An issue with self-sovereign identity is what to do if a user’s private key gets lost or stolen. Should the attacker get the keys to the kingdom? Remember, we don’t live in a cyberpunk utopia where we have private keys embedded in our brains. Maybe this issue would require identity to be held by trusted third parties.
Coinbase recently acquired a startup called Distributed Systems, which is developing a decentralized identity standard for dApps called the Clear Protocol. In doing so, Coinbase may look to build a “Facebook Connect” for crypto to make it much easier for users to sign up and connect their crypto wallets.

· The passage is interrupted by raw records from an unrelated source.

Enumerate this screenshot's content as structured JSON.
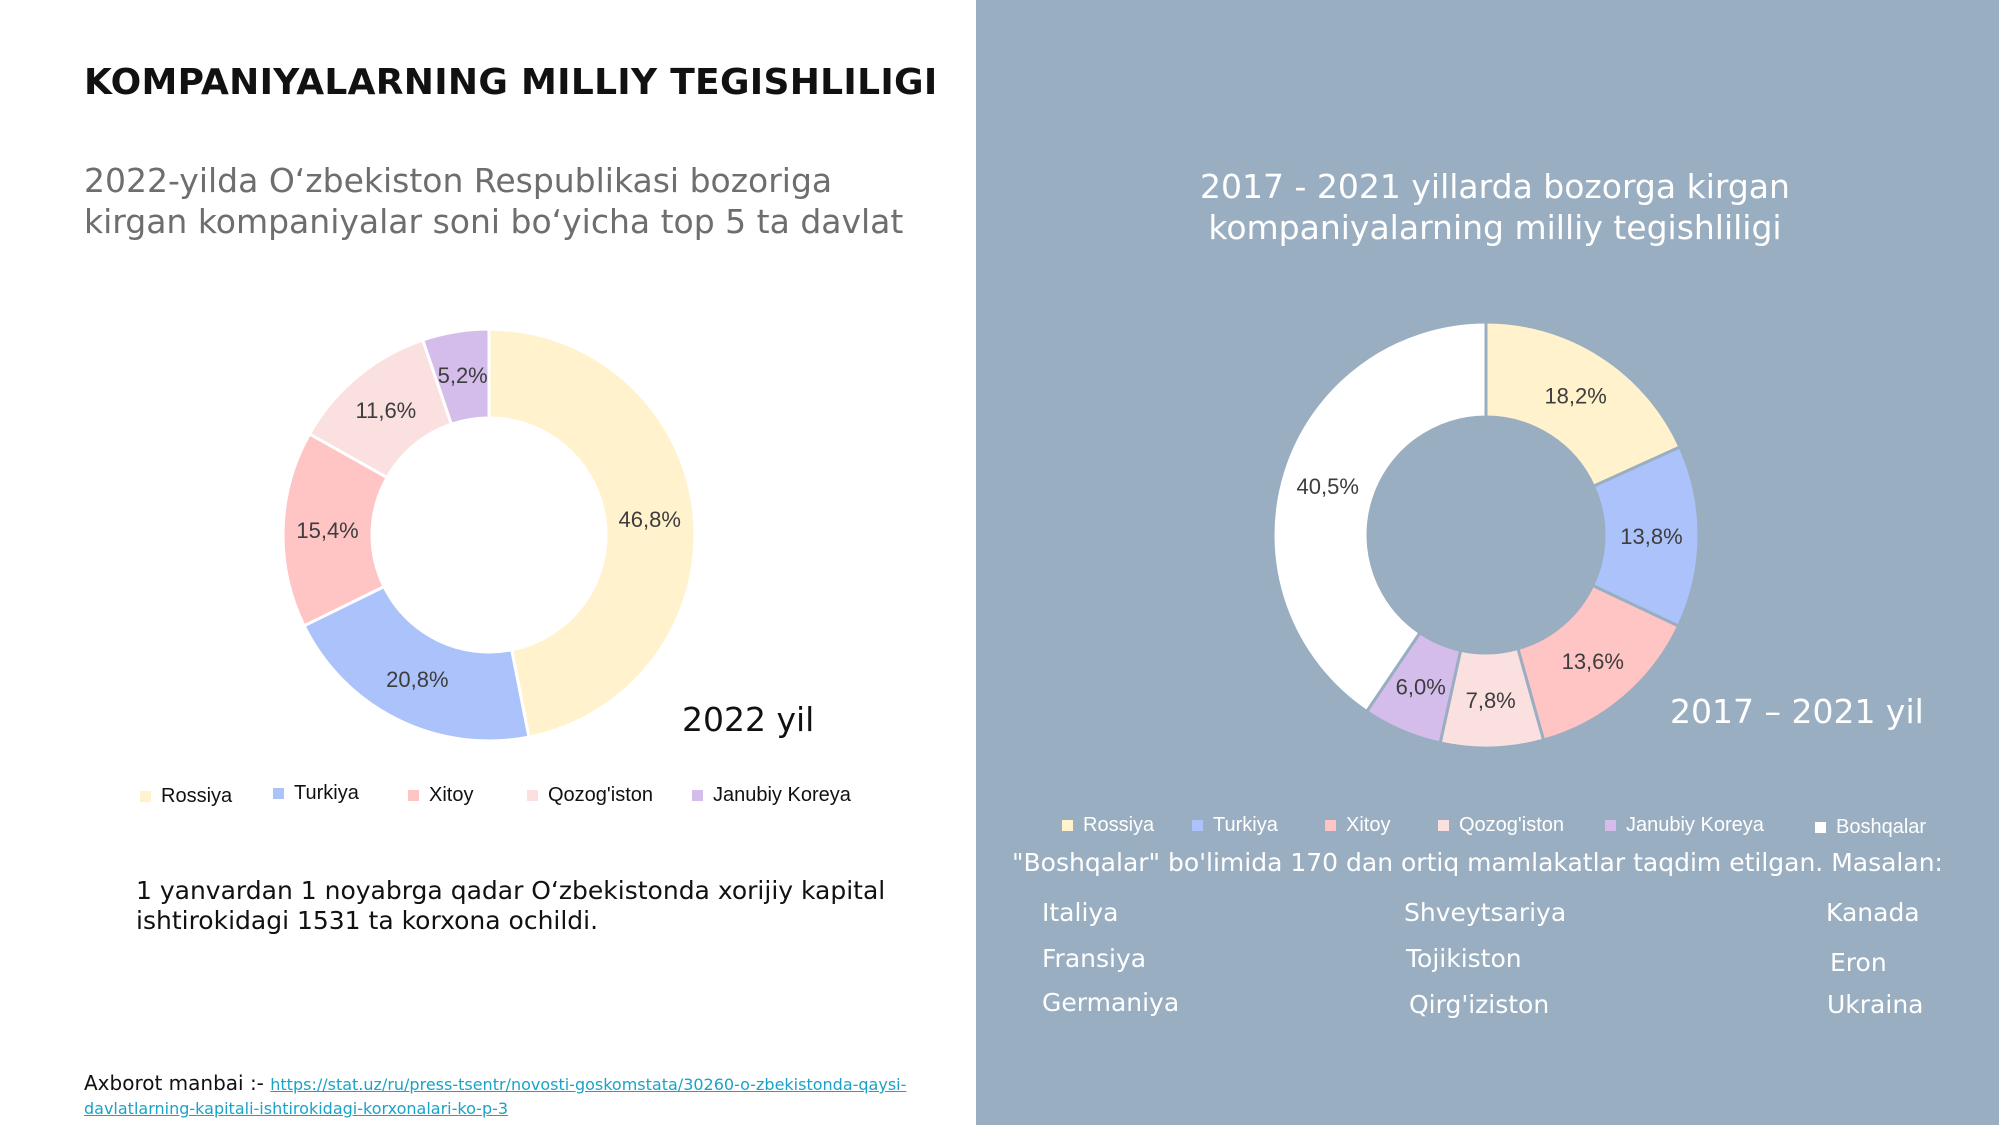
{
  "left_panel": {
    "title": "KOMPANIYALARNING MILLIY TEGISHLILIGI",
    "subtitle_line1": "2022-yilda O‘zbekiston Respublikasi bozoriga",
    "subtitle_line2": "kirgan kompaniyalar soni bo‘yicha top 5 ta davlat",
    "year_label": "2022 yil",
    "note_line1": "1 yanvardan 1 noyabrga qadar O‘zbekistonda xorijiy kapital",
    "note_line2": "ishtirokidagi 1531 ta korxona ochildi.",
    "source_label": "Axborot manbai :-",
    "source_link": "https://stat.uz/ru/press-tsentr/novosti-goskomstata/30260-o-zbekistonda-qaysi-davlatlarning-kapitali-ishtirokidagi-korxonalari-ko-p-3"
  },
  "right_panel": {
    "title_line1": "2017 - 2021 yillarda bozorga kirgan",
    "title_line2": "kompaniyalarning milliy tegishliligi",
    "year_label": "2017 – 2021 yil",
    "others_note": "\"Boshqalar\" bo'limida 170 dan ortiq mamlakatlar taqdim etilgan. Masalan:",
    "examples": [
      "Italiya",
      "Fransiya",
      "Germaniya",
      "Shveytsariya",
      "Tojikiston",
      "Qirg'iziston",
      "Kanada",
      "Eron",
      "Ukraina"
    ]
  },
  "colors": {
    "right_background": "#9aaec2",
    "Rossiya": "#fff2cc",
    "Turkiya": "#abc3fa",
    "Xitoy": "#ffc4c4",
    "Qozog'iston": "#fbe0e0",
    "Janubiy Koreya": "#d4bdeb",
    "Boshqalar": "#ffffff"
  },
  "chart_data": [
    {
      "type": "pie",
      "variant": "donut",
      "categories": [
        "Rossiya",
        "Turkiya",
        "Xitoy",
        "Qozog'iston",
        "Janubiy Koreya"
      ],
      "values": [
        46.8,
        20.8,
        15.4,
        11.6,
        5.2
      ],
      "labels": [
        "46,8%",
        "20,8%",
        "15,4%",
        "11,6%",
        "5,2%"
      ],
      "legend": [
        "Rossiya",
        "Turkiya",
        "Xitoy",
        "Qozog'iston",
        "Janubiy Koreya"
      ],
      "legend_position": "bottom"
    },
    {
      "type": "pie",
      "variant": "donut",
      "categories": [
        "Rossiya",
        "Turkiya",
        "Xitoy",
        "Qozog'iston",
        "Janubiy Koreya",
        "Boshqalar"
      ],
      "values": [
        18.2,
        13.8,
        13.6,
        7.8,
        6.0,
        40.5
      ],
      "labels": [
        "18,2%",
        "13,8%",
        "13,6%",
        "7,8%",
        "6,0%",
        "40,5%"
      ],
      "legend": [
        "Rossiya",
        "Turkiya",
        "Xitoy",
        "Qozog'iston",
        "Janubiy Koreya",
        "Boshqalar"
      ],
      "legend_position": "bottom"
    }
  ]
}
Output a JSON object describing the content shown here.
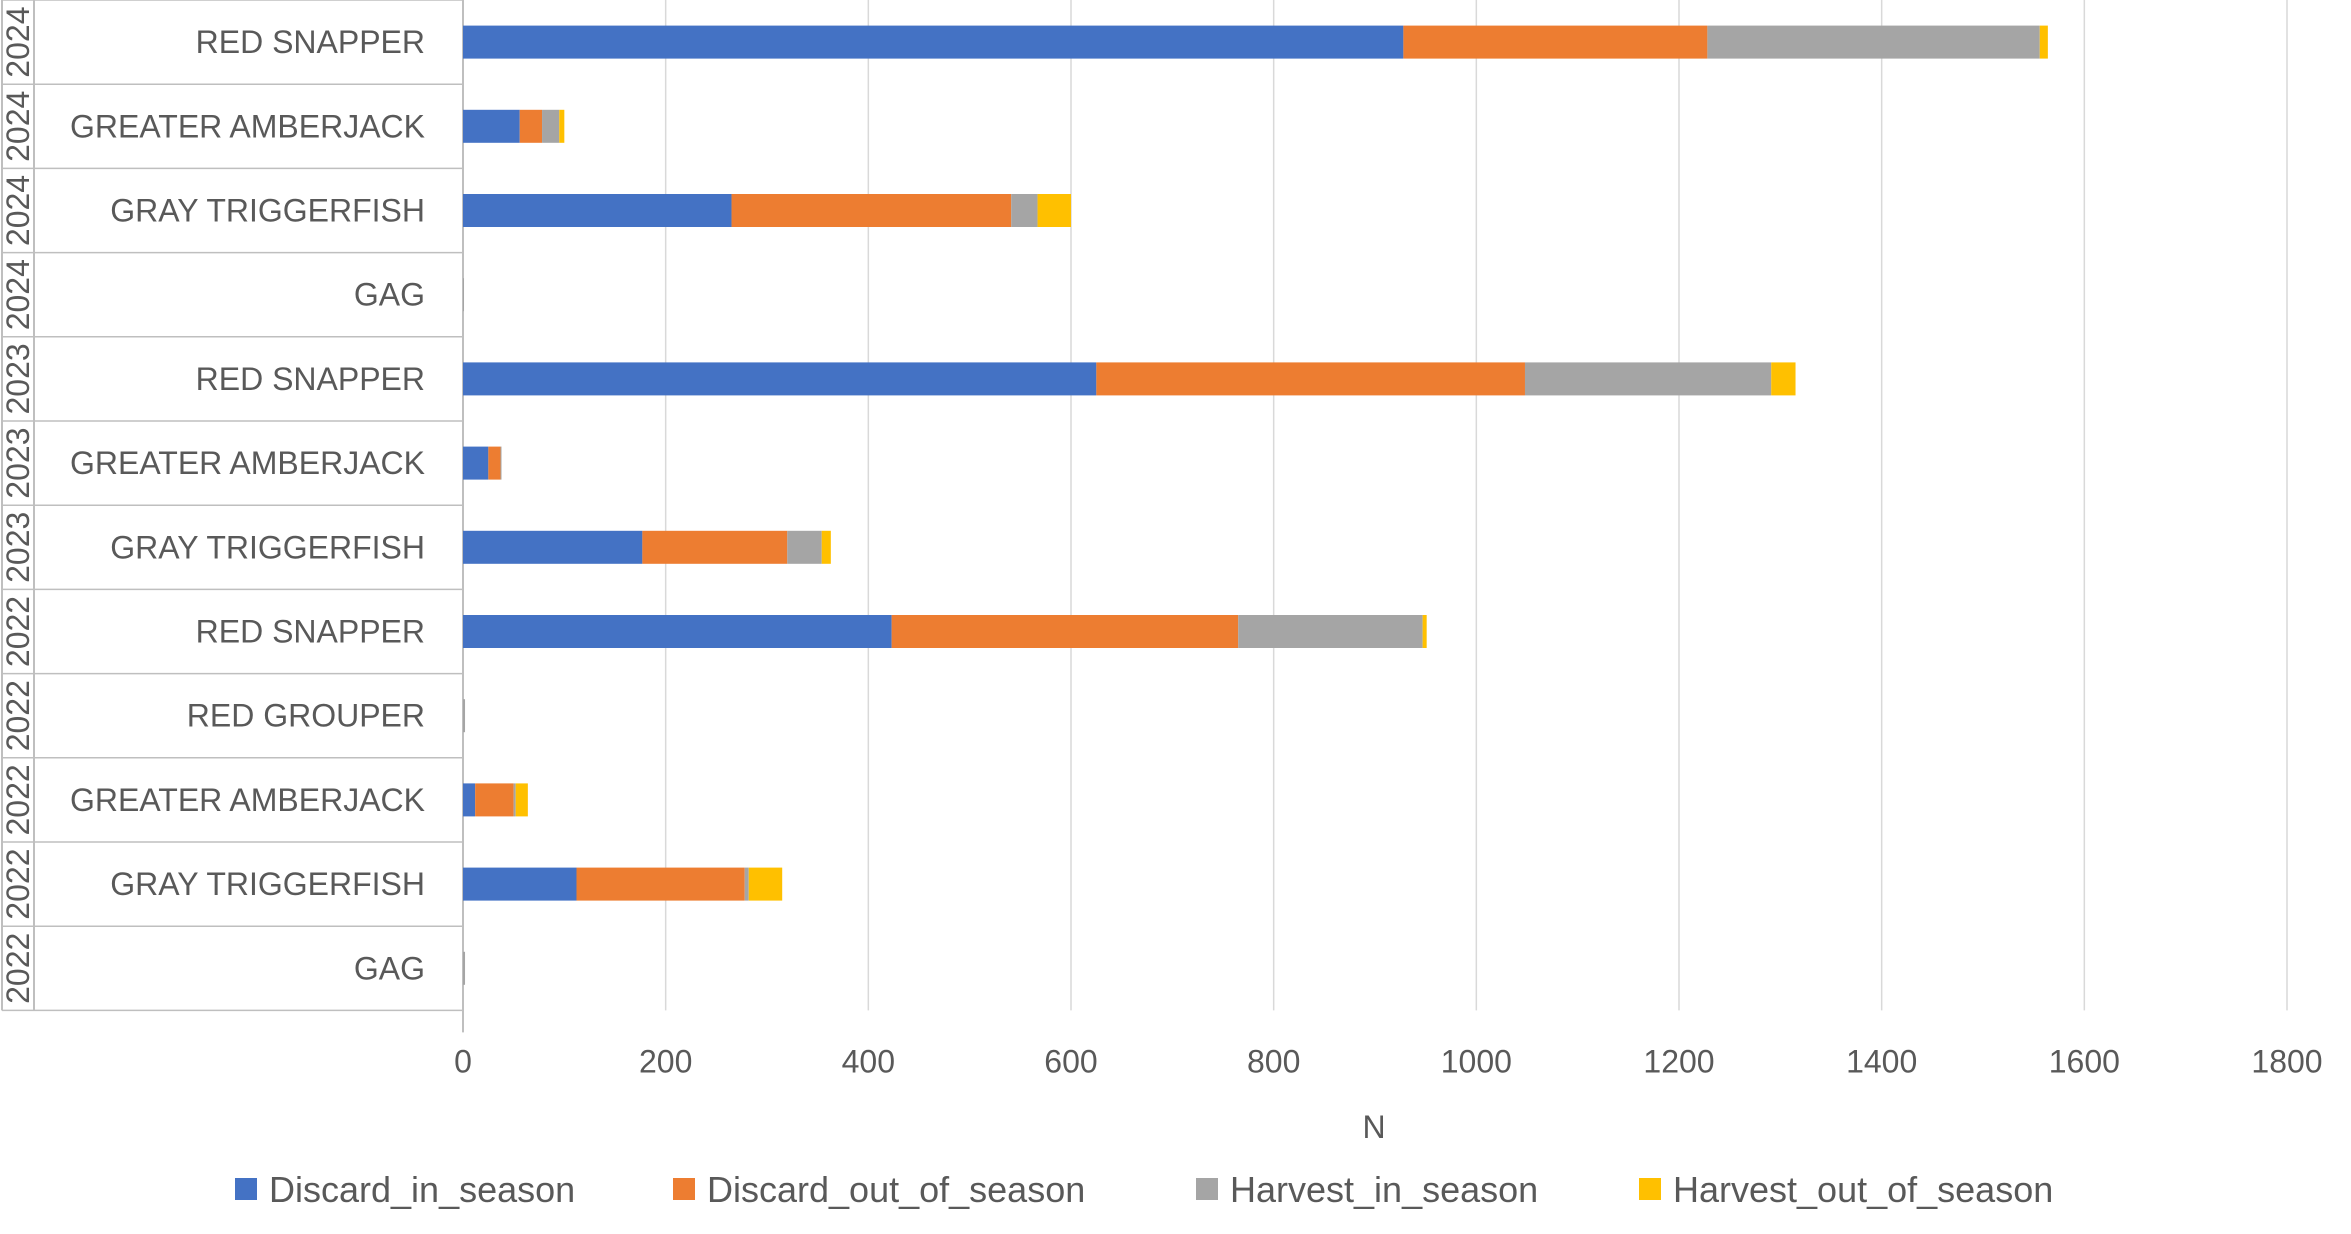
{
  "chart_data": {
    "type": "bar",
    "orientation": "horizontal",
    "stacked": true,
    "title": "",
    "xlabel": "N",
    "ylabel": "",
    "xlim": [
      0,
      1800
    ],
    "xticks": [
      0,
      200,
      400,
      600,
      800,
      1000,
      1200,
      1400,
      1600,
      1800
    ],
    "grid": "vertical",
    "legend_position": "bottom",
    "categories": [
      {
        "year": "2024",
        "species": "RED SNAPPER"
      },
      {
        "year": "2024",
        "species": "GREATER AMBERJACK"
      },
      {
        "year": "2024",
        "species": "GRAY TRIGGERFISH"
      },
      {
        "year": "2024",
        "species": "GAG"
      },
      {
        "year": "2023",
        "species": "RED SNAPPER"
      },
      {
        "year": "2023",
        "species": "GREATER AMBERJACK"
      },
      {
        "year": "2023",
        "species": "GRAY TRIGGERFISH"
      },
      {
        "year": "2022",
        "species": "RED SNAPPER"
      },
      {
        "year": "2022",
        "species": "RED GROUPER"
      },
      {
        "year": "2022",
        "species": "GREATER AMBERJACK"
      },
      {
        "year": "2022",
        "species": "GRAY TRIGGERFISH"
      },
      {
        "year": "2022",
        "species": "GAG"
      }
    ],
    "series": [
      {
        "name": "Discard_in_season",
        "color": "#4472C4",
        "values": [
          928,
          56,
          265,
          0,
          625,
          25,
          177,
          423,
          0,
          12,
          112,
          0
        ]
      },
      {
        "name": "Discard_out_of_season",
        "color": "#ED7D31",
        "values": [
          300,
          22,
          276,
          0,
          423,
          12,
          143,
          342,
          0,
          38,
          166,
          0
        ]
      },
      {
        "name": "Harvest_in_season",
        "color": "#A5A5A5",
        "values": [
          328,
          17,
          26,
          1,
          243,
          1,
          34,
          182,
          2,
          2,
          4,
          2
        ]
      },
      {
        "name": "Harvest_out_of_season",
        "color": "#FFC000",
        "values": [
          8,
          5,
          33,
          0,
          24,
          0,
          9,
          4,
          0,
          12,
          33,
          0
        ]
      }
    ]
  }
}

Given that Coinbase has KYC data on its 20 million customers, Coinbase could leverage its treasure trove of identity data for dApps.
It is also speculated that Facebook’s blockchain team is building an identity and single sign-on platform for dApps given how much personal information about us Facebook owns. This became apparent during the #DeleteFacebook campaign when users downloaded .zip files of all their personal data and were shocked by how much Facebook knew about them.
Telegram Passport is another unified authorization method for services that require personal identification. Using Telegram Passport, you can upload all your documents once and instantly share your data with services that require real-world ID.
Although anonymity and pseudonymity are frequently cited as use cases for cryptocurrencies, identity solutions are still strongly needed for many new crypto native behaviors like on-chain governance and token curated registries. In particular, voting systems, such as quadratic voting, rely heavily on verifiable, separate human identities because an individual could multiply his or her effective influence dramatically by misrepresenting him or herself as multiple individuals. Likewise, identity continues to be the bottleneck for these systems to be resistant to Sybil-like attacks and work effectively at scale.
In my view, a layered identity architecture that combines the best namespace product and the best attestation product is the most promising approach. It’ll be interesting to see what identity solution the crypto community converges on moving forward.